This indicates that the country is in the early stages of a new credit expansion cycle, following a period of credit contraction during the recent economic crisis.
According to Central Bank’s periodic credit supply survey, banks’ willingness to lend reached a high of 59.6 index points in the second quarter of 2025, up from 57.3 in the first quarter. This marks the ninth consecutive quarter of positive growth in lending sentiment. This willingness is projected to continue through the current third quarter, buoyed by favourable banking sector liquidity, the ongoing economic revival, and a positive overall outlook.
Meanwhile, demand for loans, which has already expanded for eight consecutive quarters, is expected to intensify further in the third quarter. This signals higher credit disbursements by licensed banks, building on a second quarter that also saw record growth in private sector credit.
For instance, licensed commercial banks expanded their total outstanding private sector credit by a mammoth Rs. 221.6 billion in June alone, the largest growth recorded in a single month.
In the second quarter (April to June), commercial banks increased their total outstanding private sector credit by Rs. 441.5 billion, a sharp acceleration from the Rs. 274.6 billion extended in the first quarter (January to March). This brings the total credit growth for the first six months of the year to a huge Rs. 716.1 billion.

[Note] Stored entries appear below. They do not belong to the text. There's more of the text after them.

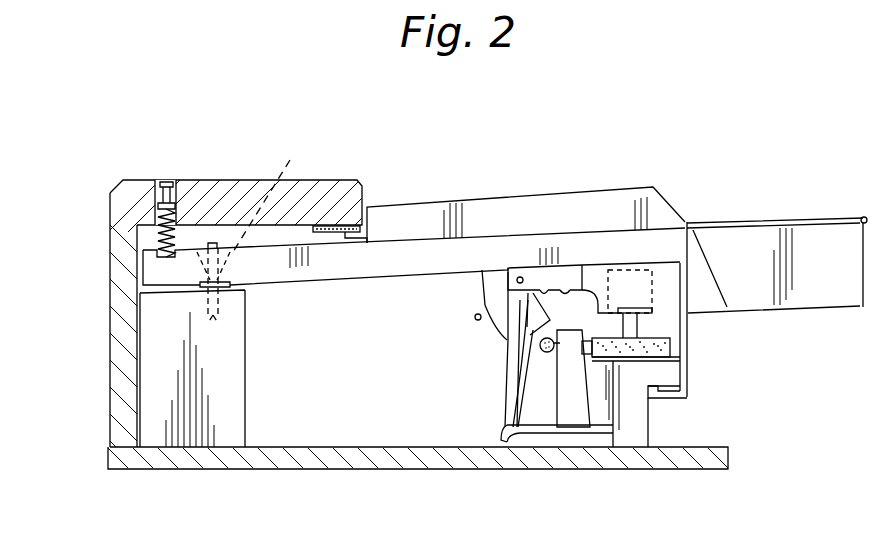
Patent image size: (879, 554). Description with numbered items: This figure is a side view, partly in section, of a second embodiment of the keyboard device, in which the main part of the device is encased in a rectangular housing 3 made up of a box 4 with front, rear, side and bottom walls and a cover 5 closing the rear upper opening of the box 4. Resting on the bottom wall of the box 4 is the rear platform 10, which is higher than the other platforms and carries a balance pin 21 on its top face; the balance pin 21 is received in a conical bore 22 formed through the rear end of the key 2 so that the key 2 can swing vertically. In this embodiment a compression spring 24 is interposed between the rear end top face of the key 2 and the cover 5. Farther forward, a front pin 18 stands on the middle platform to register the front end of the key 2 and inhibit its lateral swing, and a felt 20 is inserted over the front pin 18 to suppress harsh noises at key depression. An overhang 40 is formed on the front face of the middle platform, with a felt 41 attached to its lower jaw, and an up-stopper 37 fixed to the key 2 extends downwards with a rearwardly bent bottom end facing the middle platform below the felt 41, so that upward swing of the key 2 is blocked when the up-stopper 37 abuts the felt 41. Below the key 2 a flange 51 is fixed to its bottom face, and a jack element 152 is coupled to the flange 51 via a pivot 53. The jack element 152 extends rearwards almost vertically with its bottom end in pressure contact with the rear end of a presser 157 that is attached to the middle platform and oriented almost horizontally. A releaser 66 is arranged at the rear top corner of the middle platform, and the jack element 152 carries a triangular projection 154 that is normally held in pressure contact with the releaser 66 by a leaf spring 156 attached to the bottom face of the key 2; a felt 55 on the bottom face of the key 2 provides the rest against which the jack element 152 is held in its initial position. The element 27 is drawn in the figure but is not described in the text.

The key 2 is at (628, 218).
The housing 3 is at (230, 475).
The box 4 is at (728, 455).
The cover 5 is at (248, 181).
The rear platform 10 is at (247, 380).
The front pin 18 is at (623, 307).
The felt 20 is at (662, 346).
The balance pin 21 is at (213, 243).
The conical bore 22 is at (269, 191).
The compression spring 24 is at (163, 238).
The pad 27 is at (332, 233).
The up-stopper 37 is at (695, 389).
The overhang 40 is at (665, 371).
The felt 41 is at (653, 395).
The flange 51 is at (565, 273).
The pivot 53 is at (518, 277).
The felt 55 is at (527, 310).
The releaser 66 is at (548, 352).
The jack element 152 is at (505, 375).
The triangular projection 154 is at (512, 403).
The leaf spring 156 is at (495, 327).
The presser 157 is at (562, 434).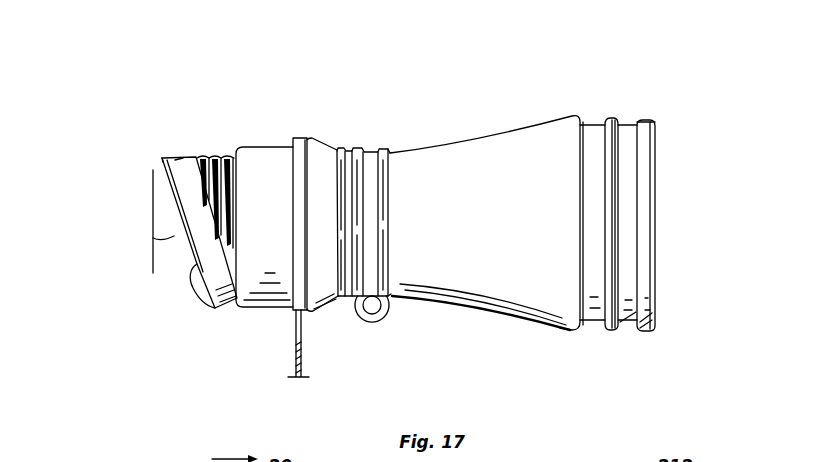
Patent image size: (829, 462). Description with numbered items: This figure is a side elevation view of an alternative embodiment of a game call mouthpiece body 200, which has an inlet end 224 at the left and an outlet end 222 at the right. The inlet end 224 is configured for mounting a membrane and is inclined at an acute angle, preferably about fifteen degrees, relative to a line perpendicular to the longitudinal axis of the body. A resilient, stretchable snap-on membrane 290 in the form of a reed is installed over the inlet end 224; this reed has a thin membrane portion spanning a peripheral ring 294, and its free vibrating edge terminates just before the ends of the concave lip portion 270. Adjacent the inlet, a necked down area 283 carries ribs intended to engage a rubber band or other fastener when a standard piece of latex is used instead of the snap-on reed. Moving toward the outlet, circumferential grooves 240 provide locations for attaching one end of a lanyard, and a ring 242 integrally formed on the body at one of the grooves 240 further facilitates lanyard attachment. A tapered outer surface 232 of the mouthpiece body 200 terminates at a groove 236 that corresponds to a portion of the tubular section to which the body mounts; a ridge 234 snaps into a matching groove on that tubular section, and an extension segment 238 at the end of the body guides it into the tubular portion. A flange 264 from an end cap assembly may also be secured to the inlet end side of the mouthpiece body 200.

The mouthpiece body 200 is at (592, 84).
The outlet end 222 is at (677, 109).
The inlet end 224 is at (156, 161).
The tapered outer surface 232 is at (455, 137).
The ridge 234 is at (623, 332).
The groove 236 is at (588, 328).
The extension segment 238 is at (652, 119).
The circumferential grooves 240 is at (347, 150).
The ring 242 is at (384, 312).
The flange 264 is at (303, 345).
The concave lip portion 270 is at (201, 287).
The necked down area 283 is at (216, 150).
The snap-on membrane 290 is at (174, 153).
The peripheral ring 294 is at (187, 183).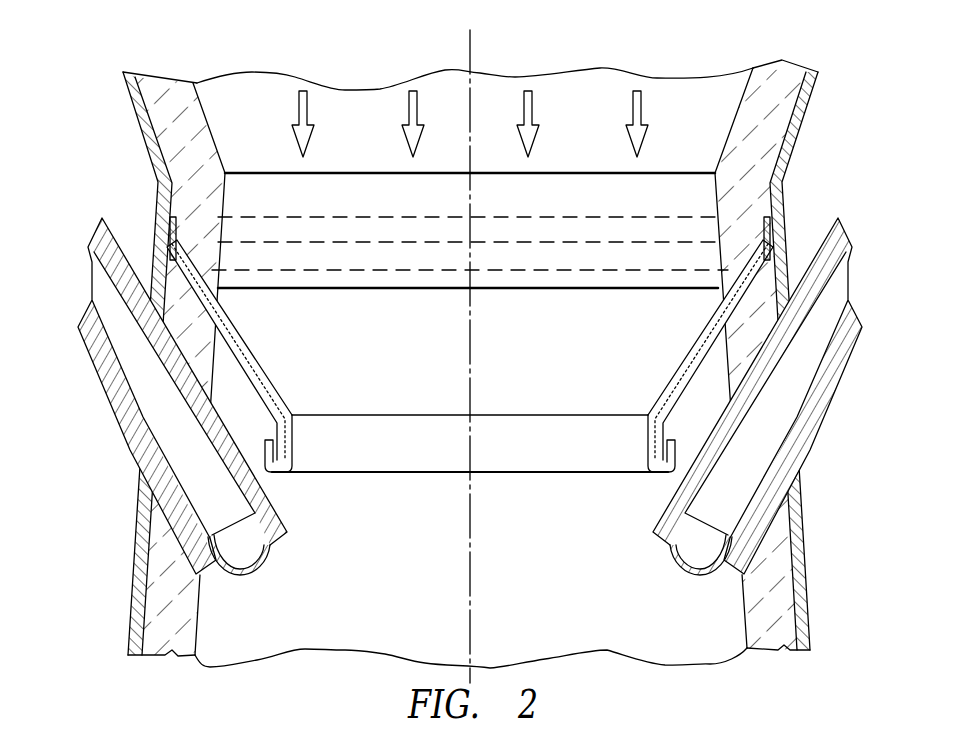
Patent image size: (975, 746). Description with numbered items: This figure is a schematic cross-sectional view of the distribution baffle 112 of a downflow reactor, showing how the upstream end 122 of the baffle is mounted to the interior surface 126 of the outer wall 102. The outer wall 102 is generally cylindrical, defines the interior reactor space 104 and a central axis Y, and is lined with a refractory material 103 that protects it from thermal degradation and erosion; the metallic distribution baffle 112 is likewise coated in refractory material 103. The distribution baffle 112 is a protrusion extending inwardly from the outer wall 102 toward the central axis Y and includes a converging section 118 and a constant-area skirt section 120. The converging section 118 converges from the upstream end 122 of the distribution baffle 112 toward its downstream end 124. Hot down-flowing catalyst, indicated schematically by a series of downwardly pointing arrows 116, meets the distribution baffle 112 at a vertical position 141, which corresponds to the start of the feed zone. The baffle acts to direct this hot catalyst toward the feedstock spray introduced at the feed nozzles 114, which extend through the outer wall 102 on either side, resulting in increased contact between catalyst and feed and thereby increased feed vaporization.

The survey cited declining interest rates, rising vehicle imports, and improved business confidence as key reasons for the expected acceleration in credit demand.
The benchmark average prime lending rate (APLR), the rate offered to banks’ most creditworthy customers, fell by two basis points last week to 8.07 percent. This follows the Central Bank’s statement in July confirming that its 25-basis-point policy rate cut in May was successfully transmitting to market rates.
A pent-up demand for vehicles is also fuelling loan growth, with just over 135,000 vehicles registered in the first seven months of the year, prompting strong demand for financing.
This rapid credit expansion follows a period of contraction throughout 2023. The cycle began in the second half of last year as the economy started recovering from the deep recession of 2022-2023. As foreign currency availability improved through the normalisation of remittances and a recovery in tourism, the Central Bank began easing its monetary policy in June 2023, paving the way for the current cycle.
In July, the Central Bank downplayed concerns about the economy overheating, noting that the country is recovering from a period of credit contraction. Furthermore, the Central Bank noted that borrowing by State-Owned Enterprises (SOEs) -which previously crowded out the private sector- is now declining as they settle existing facilities rather than taking on new debt.
A categorical breakdown in the survey revealed that while the willingness to lend to SOEs has decreased, the outlook for lending to the retail, corporate, and SME sectors has improved. In a positive sign for bank asset quality, the non-performing loan (NPL) ratio fell during the second quarter, a trend that is expected to continue.